Bukan hanya dalam Perjanjian Lama, karena dalam Perjanjian Baru di Injil Markus pun diungkapkan tentang bagaimana Allah solider kepada manusia melalui proses transfigurasi (trans: perubahan; figur: gambar/rupa). Mungkin apa yang terjadi pada Yesus di atas gunung yang terlihat oleh Petrus, Yohanes dan Yakobus adalah hal yang bagi kita biasa. Namun sesungguhnya ini adalah sebuah titik awal Yesus memperkenalkan Allah dalam diriNya yang siap menderita bagi umatNya. Sebab minggu depan kita akan memasuki Minggu Prapaskah (minggu sengsara).

 

Saudaraku, apakah dengan mengetahui bahwa solidaritas sesungguhnya membuat manusia tergerak untuk hidup solider juga dengan Tuhan dan sesama? Ternyata belum tentu. Sebab dalam bacaan kedua, 2 Kor. 4 : 3 - 6 memberi gambaran bahwa ada juga orang-orang yang ternyata sudah diberitakan Injil tetap menutup diri dari Injil sebab mereka tidak percaya bahkan enggan untuk melakukan firman dengan hidup solider dengan Tuhan dan sesama. Dampaknya? Bukannya hidup dalam kemuliaan Allah, mereka justru akan binasa.

 

Saudara dengan demikian, apa yang menjadi pesan firman Tuhan di minggu Transfigurasi ini?

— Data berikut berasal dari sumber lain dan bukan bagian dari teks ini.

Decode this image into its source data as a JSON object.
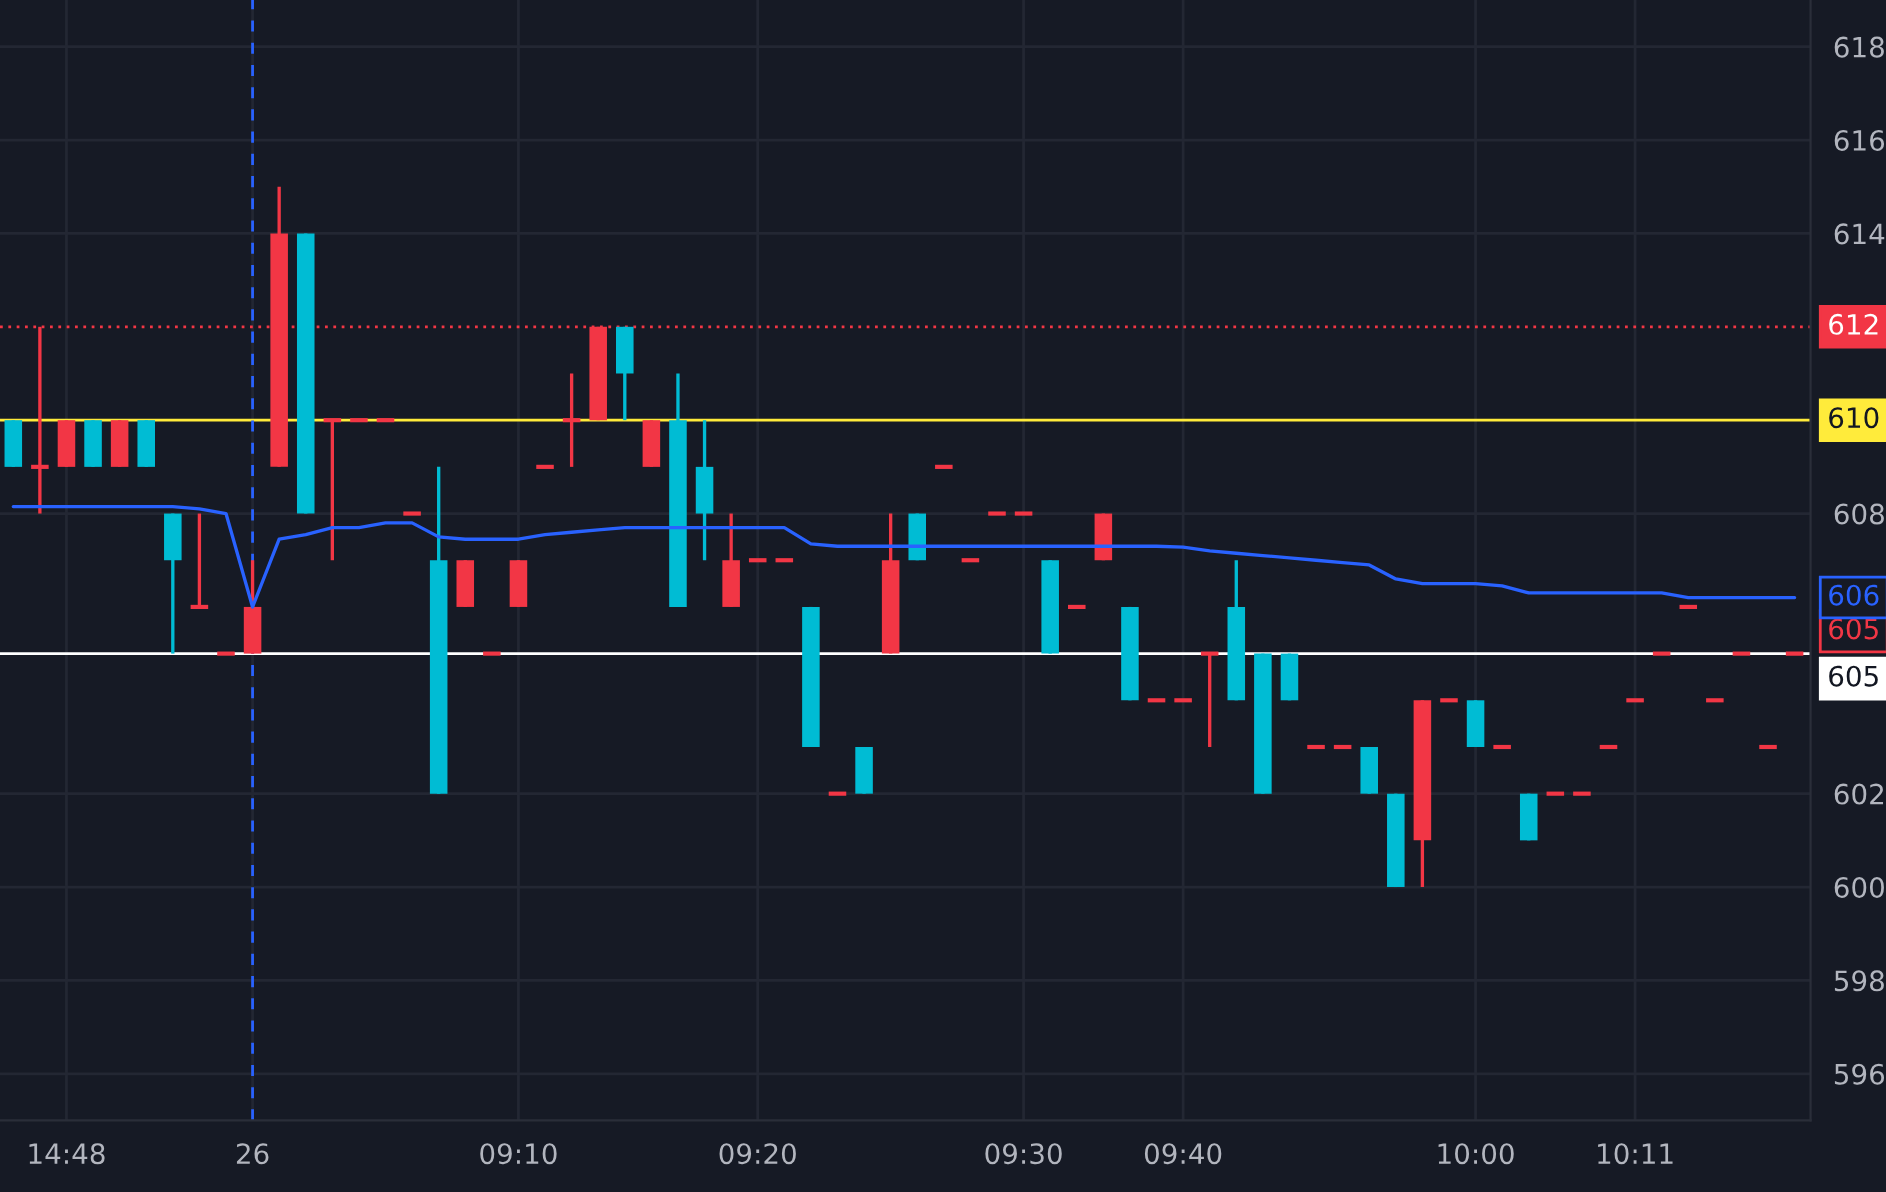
{
  "chart_data": {
    "type": "candlestick",
    "categories": [
      null,
      null,
      "14:48",
      null,
      null,
      null,
      null,
      null,
      null,
      "26",
      null,
      null,
      null,
      null,
      null,
      null,
      null,
      null,
      null,
      "09:10",
      null,
      null,
      null,
      null,
      null,
      null,
      null,
      null,
      "09:20",
      null,
      null,
      null,
      null,
      null,
      null,
      null,
      null,
      null,
      "09:30",
      null,
      null,
      null,
      null,
      null,
      "09:40",
      null,
      null,
      null,
      null,
      null,
      null,
      null,
      null,
      null,
      null,
      "10:00",
      null,
      null,
      null,
      null,
      null,
      "10:11",
      null,
      null,
      null,
      null,
      null,
      null
    ],
    "ohlc": [
      [
        609,
        610,
        609,
        610
      ],
      [
        609,
        612,
        608,
        609
      ],
      [
        610,
        610,
        609,
        609
      ],
      [
        609,
        610,
        609,
        610
      ],
      [
        610,
        610,
        609,
        609
      ],
      [
        609,
        610,
        609,
        610
      ],
      [
        607,
        608,
        605,
        608
      ],
      [
        606,
        608,
        606,
        606
      ],
      [
        605,
        605,
        605,
        605
      ],
      [
        606,
        607,
        605,
        605
      ],
      [
        614,
        615,
        609,
        609
      ],
      [
        608,
        614,
        608,
        614
      ],
      [
        610,
        610,
        607,
        610
      ],
      [
        610,
        610,
        610,
        610
      ],
      [
        610,
        610,
        610,
        610
      ],
      [
        608,
        608,
        608,
        608
      ],
      [
        602,
        609,
        602,
        607
      ],
      [
        607,
        607,
        606,
        606
      ],
      [
        605,
        605,
        605,
        605
      ],
      [
        607,
        607,
        606,
        606
      ],
      [
        609,
        609,
        609,
        609
      ],
      [
        610,
        611,
        609,
        610
      ],
      [
        612,
        612,
        610,
        610
      ],
      [
        611,
        612,
        610,
        612
      ],
      [
        610,
        610,
        609,
        609
      ],
      [
        606,
        611,
        606,
        610
      ],
      [
        608,
        610,
        607,
        609
      ],
      [
        607,
        608,
        606,
        606
      ],
      [
        607,
        607,
        607,
        607
      ],
      [
        607,
        607,
        607,
        607
      ],
      [
        603,
        606,
        603,
        606
      ],
      [
        602,
        602,
        602,
        602
      ],
      [
        602,
        603,
        602,
        603
      ],
      [
        607,
        608,
        605,
        605
      ],
      [
        607,
        608,
        607,
        608
      ],
      [
        609,
        609,
        609,
        609
      ],
      [
        607,
        607,
        607,
        607
      ],
      [
        608,
        608,
        608,
        608
      ],
      [
        608,
        608,
        608,
        608
      ],
      [
        605,
        607,
        605,
        607
      ],
      [
        606,
        606,
        606,
        606
      ],
      [
        608,
        608,
        607,
        607
      ],
      [
        604,
        606,
        604,
        606
      ],
      [
        604,
        604,
        604,
        604
      ],
      [
        604,
        604,
        604,
        604
      ],
      [
        605,
        605,
        603,
        605
      ],
      [
        604,
        607,
        604,
        606
      ],
      [
        602,
        605,
        602,
        605
      ],
      [
        604,
        605,
        604,
        605
      ],
      [
        603,
        603,
        603,
        603
      ],
      [
        603,
        603,
        603,
        603
      ],
      [
        602,
        603,
        602,
        603
      ],
      [
        600,
        602,
        600,
        602
      ],
      [
        604,
        604,
        600,
        601
      ],
      [
        604,
        604,
        604,
        604
      ],
      [
        603,
        604,
        603,
        604
      ],
      [
        603,
        603,
        603,
        603
      ],
      [
        601,
        602,
        601,
        602
      ],
      [
        602,
        602,
        602,
        602
      ],
      [
        602,
        602,
        602,
        602
      ],
      [
        603,
        603,
        603,
        603
      ],
      [
        604,
        604,
        604,
        604
      ],
      [
        605,
        605,
        605,
        605
      ],
      [
        606,
        606,
        606,
        606
      ],
      [
        604,
        604,
        604,
        604
      ],
      [
        605,
        605,
        605,
        605
      ],
      [
        603,
        603,
        603,
        603
      ],
      [
        605,
        605,
        605,
        605
      ]
    ],
    "colors": [
      "#00bcd4",
      "#f23645",
      "#f23645",
      "#00bcd4",
      "#f23645",
      "#00bcd4",
      "#00bcd4",
      "#f23645",
      "#f23645",
      "#f23645",
      "#f23645",
      "#00bcd4",
      "#f23645",
      "#f23645",
      "#f23645",
      "#f23645",
      "#00bcd4",
      "#f23645",
      "#f23645",
      "#f23645",
      "#f23645",
      "#f23645",
      "#f23645",
      "#00bcd4",
      "#f23645",
      "#00bcd4",
      "#00bcd4",
      "#f23645",
      "#f23645",
      "#f23645",
      "#00bcd4",
      "#f23645",
      "#00bcd4",
      "#f23645",
      "#00bcd4",
      "#f23645",
      "#f23645",
      "#f23645",
      "#f23645",
      "#00bcd4",
      "#f23645",
      "#f23645",
      "#00bcd4",
      "#f23645",
      "#f23645",
      "#f23645",
      "#00bcd4",
      "#00bcd4",
      "#00bcd4",
      "#f23645",
      "#f23645",
      "#00bcd4",
      "#00bcd4",
      "#f23645",
      "#f23645",
      "#00bcd4",
      "#f23645",
      "#00bcd4",
      "#f23645",
      "#f23645",
      "#f23645",
      "#f23645",
      "#f23645",
      "#f23645",
      "#f23645",
      "#f23645",
      "#f23645",
      "#f23645"
    ],
    "series": [
      {
        "type": "line",
        "color": "#2962ff",
        "values": [
          608.15,
          608.15,
          608.15,
          608.15,
          608.15,
          608.15,
          608.15,
          608.1,
          608.0,
          606.0,
          607.45,
          607.55,
          607.7,
          607.7,
          607.8,
          607.8,
          607.5,
          607.45,
          607.45,
          607.45,
          607.55,
          607.6,
          607.65,
          607.7,
          607.7,
          607.7,
          607.7,
          607.7,
          607.7,
          607.7,
          607.35,
          607.3,
          607.3,
          607.3,
          607.3,
          607.3,
          607.3,
          607.3,
          607.3,
          607.3,
          607.3,
          607.3,
          607.3,
          607.3,
          607.28,
          607.2,
          607.15,
          607.1,
          607.05,
          607.0,
          606.95,
          606.9,
          606.6,
          606.5,
          606.5,
          606.5,
          606.45,
          606.3,
          606.3,
          606.3,
          606.3,
          606.3,
          606.3,
          606.2,
          606.2,
          606.2,
          606.2,
          606.2
        ]
      }
    ],
    "ylim": [
      595,
      619
    ],
    "yticks": [
      596,
      598,
      600,
      602,
      608,
      614,
      616,
      618
    ],
    "grid": true,
    "ref_lines": [
      {
        "axis": "y",
        "value": 612,
        "label": "612",
        "color": "#f23645",
        "line_style": "dotted"
      },
      {
        "axis": "y",
        "value": 610,
        "label": "610",
        "color": "#ffeb3b",
        "line_style": "solid"
      },
      {
        "axis": "y",
        "value": 605,
        "label": "605",
        "color": "#ffffff",
        "line_style": "solid"
      },
      {
        "axis": "x",
        "value": "26",
        "color": "#2962ff",
        "line_style": "dashed"
      }
    ],
    "annotations": [
      "606",
      "605"
    ]
  }
}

1. Milikilah semangat solidaritas tanpa batas dalam kehidupan sehari-hari kepada orang-orang di sekitar kita

2. Ingatlah bahwa memiliki solidaritas tanpa batas bukan dilakukan dari kita, oleh kita dan untuk kita. Tapi kita lakukan karena sejak awal solidaritas itu sudah dimulai oleh Allah untuk kita umatNya dan perlu kita teruskan kepada sesama

3. Biarlah melalui tindakan solidaritas tanpa batas kepada sesama yang kita lakukan, kita mendapat kemuliaan sejati yang berasal dari Allah.